The Turkish banking sector posted a 13.9-billion-Turkish lira ($3.54 billion) net profit in the first quarter of 2018, according to the Banking Regulation and Supervision Agency (BDDK) on Thursday.
From January to March, the net profit of the sector recorded a 5.1 percent rise year-on-year, compared to the 13.2 billion Turkish liras ($3.65 billion) in net profit during the same period last year.
The banking watchdog said the total assets of Turkey's banking sector amounted to 3.37 trillion Turkish liras ($856 billion), with an annual increase of 17.7 percent, as of March 2018.
Loans given by banks — the biggest sub-category of assets — stood at around 2.2 trillion Turkish liras ($557 billion) at the end of March — indicating a 20 percent hike on a yearly basis
Deposits held at the country's banks amounted to 1.8 trillion Turkish liras ($451 billion) as of March, marking a yearly rise of 17 percent.

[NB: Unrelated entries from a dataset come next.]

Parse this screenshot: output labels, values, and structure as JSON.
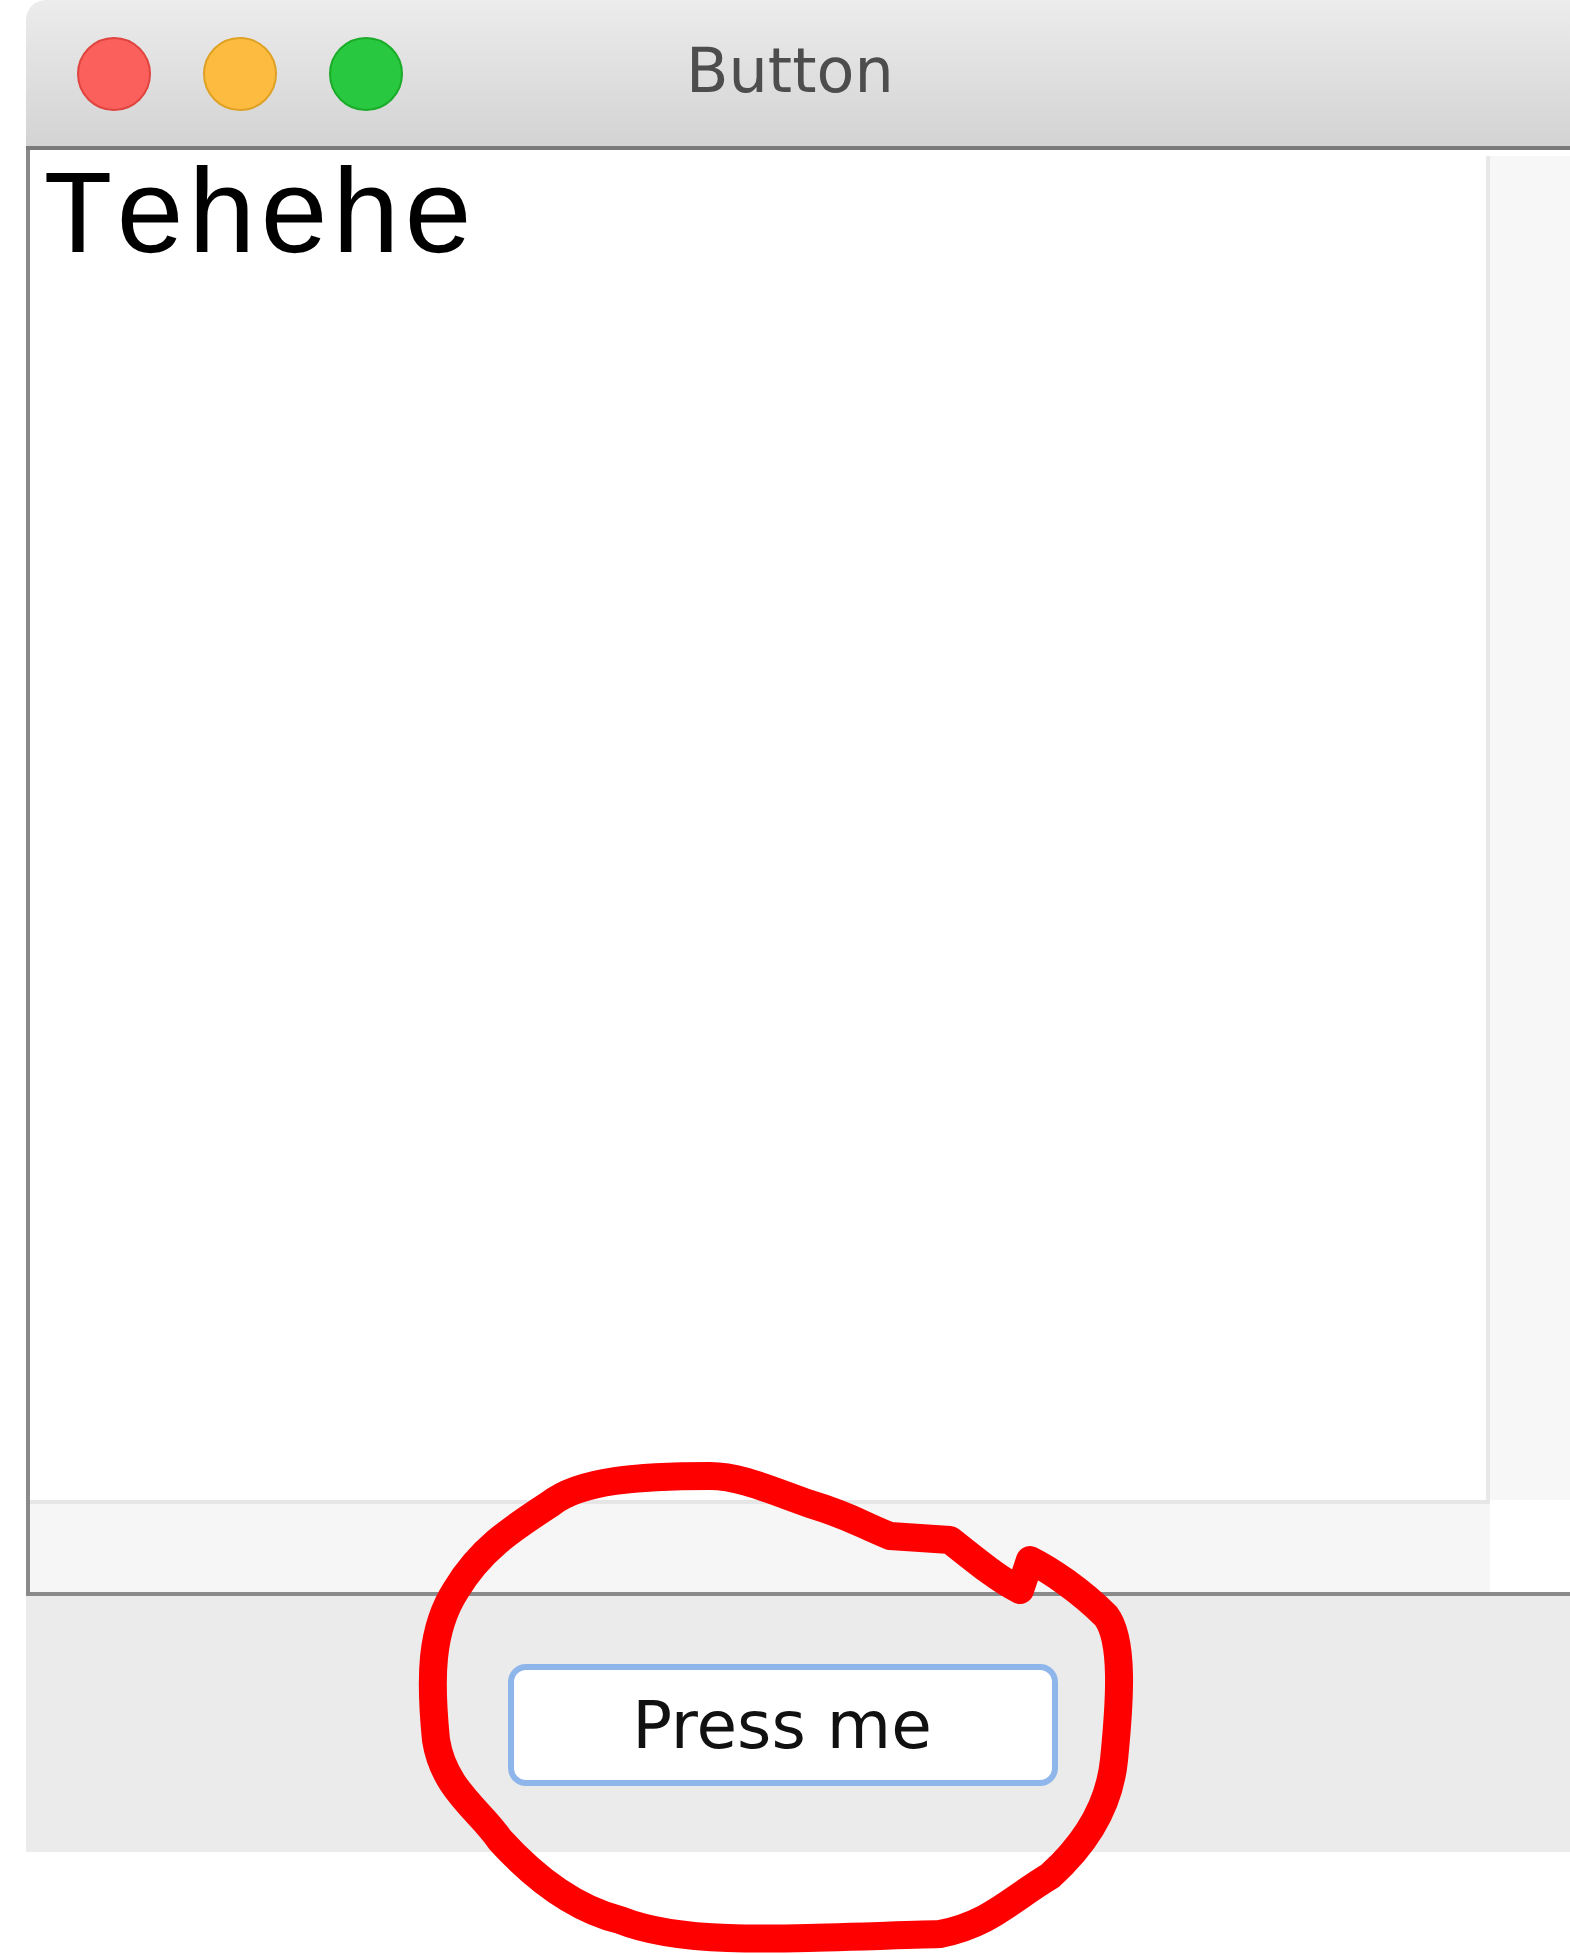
{
  "window": {
    "title": "Button"
  },
  "text_area": {
    "value": "Tehehe"
  },
  "button": {
    "label": "Press me"
  }
}
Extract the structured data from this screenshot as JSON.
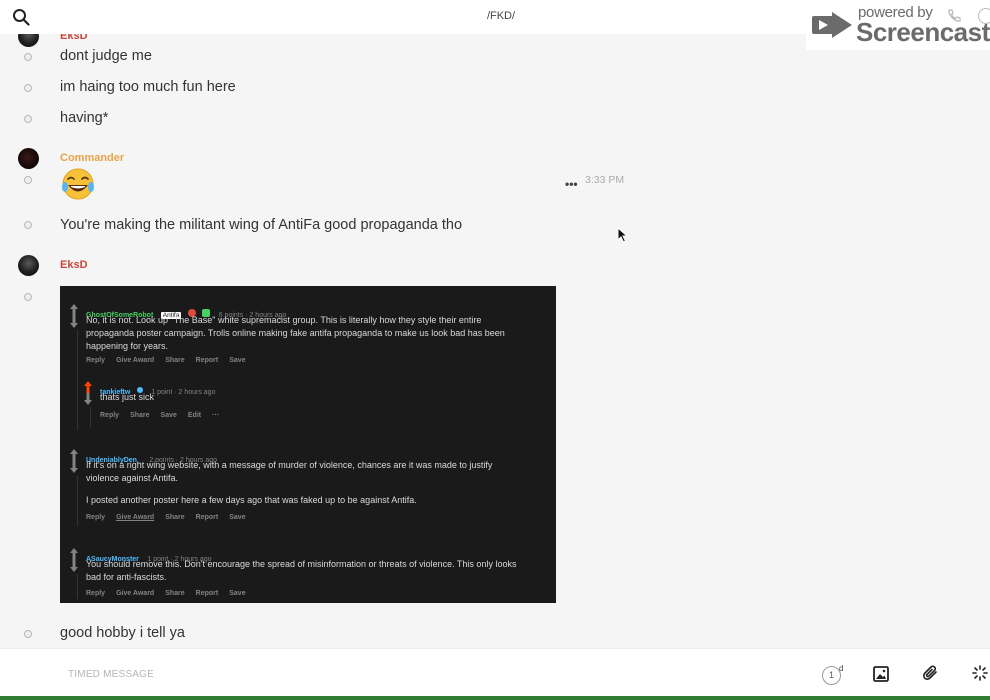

The banking sector's regulatory capital to risk weighted assets ratio — a significant indicator to figure out minimum capital requirements of lenders — was at 16.56 percent in March, up from 16.04 percent in March 2017.
According to the BDDK figures, the ratio of non-performing loans to total cash loans — another crucial indicator that shows how healthy the banking sector is — was 2.90 percent as of March this year, showing an improvement by falling from 3.21 percent in the same month of 2017.
In Turkey, nearly 50 state/private/foreign lenders, including deposit banks, participation banks, development and investment banks had more than 11,500 domestic and overseas branches with nearly 208,000 employees as of March.
Last year, the Turkish banking sector's net profit hit an all-time high, reaching around 49 billion Turkish liras ($13 billion) — a yearly increase of 30.8 percent.